CJEO Formal Opinion 2020-014 concludes a judge’s participation in a public demonstration or rally is not prohibited in all circumstances and lists the following restrictions:
- Judges cannot attend demonstrations or rallies if their presence might undermine the public’s confidence in the judiciary;
- Judges cannot attend such events that relate to a pending case, or to an issue likely to come before the courts;
- Judges cannot participate if likely to violate a law, for example violating a curfew.
- Judges cannot create the appearance of speaking on behalf of, or lending the prestige of office to, a political candidate or organization, or allow their participation to interfere with the proper performance of their judicial duties.
- Judges must remain vigilant and should be prepared to leave if staying at the demonstration or rally might result in a violation of their ethical duties or interfere with judicial obligations.
“Judges who have devoted themselves to the cause of justice from the bench may feel compelled to show their support for racial justice and equality by attending or speaking at demonstrations or rallies, often just outside of the courtroom doors. The committee wants to provide bench officers with a practical framework, firmly grounded in the canons, for what they can and cannot do ethically either by going to a demonstration or rally or by making a public statement about these important matters,” said Judge Erica Yew, a member of the committee who currently serves on the Santa Clara County Superior Court.
Because of the ethical issues that might arise by attending and participating in a public demonstration or rally, the opinion suggests judicial officers instead consider writing a public statement about matters relating to racial justice and equality, as California Chief Justice Tani G. Cantil-Sakauye (link) and the Supreme Court of California (link) have done. Since judges can maintain control of the substance and tone, a statement that addresses issues of racial justice and equality may present fewer ethical risks than participating in a public demonstration or rally on those same issues.
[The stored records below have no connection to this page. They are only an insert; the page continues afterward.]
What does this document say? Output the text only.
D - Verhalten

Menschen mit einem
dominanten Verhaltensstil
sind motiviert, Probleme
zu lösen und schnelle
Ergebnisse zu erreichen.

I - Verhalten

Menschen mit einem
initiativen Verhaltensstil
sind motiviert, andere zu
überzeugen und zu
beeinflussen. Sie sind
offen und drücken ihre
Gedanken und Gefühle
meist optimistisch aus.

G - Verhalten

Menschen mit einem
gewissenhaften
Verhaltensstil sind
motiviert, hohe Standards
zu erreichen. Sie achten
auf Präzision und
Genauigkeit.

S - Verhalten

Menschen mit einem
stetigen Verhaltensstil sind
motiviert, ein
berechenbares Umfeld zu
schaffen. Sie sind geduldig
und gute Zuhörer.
About the Committee on Judicial Ethics Opinions (CJEO)
The Committee on Judicial Ethics Opinions is a 12-member advisory committee that includes appellate justices, trial court judges and commissioners. The committee is appointed and authorized by the California Supreme Court, but its work is independent of the court, the Judicial Council, and all other entities. Its opinions are advisory and do not necessarily reflect the views of the California Supreme Court or any other entity.
The committee issues formal opinions, informal opinions, and oral advice on proper judicial conduct pursuant to the California Code of Judicial Ethics and other authorities. CJEO summarizes its oral advice and posts the summaries on the CJEO website for the benefit of the bench and the public.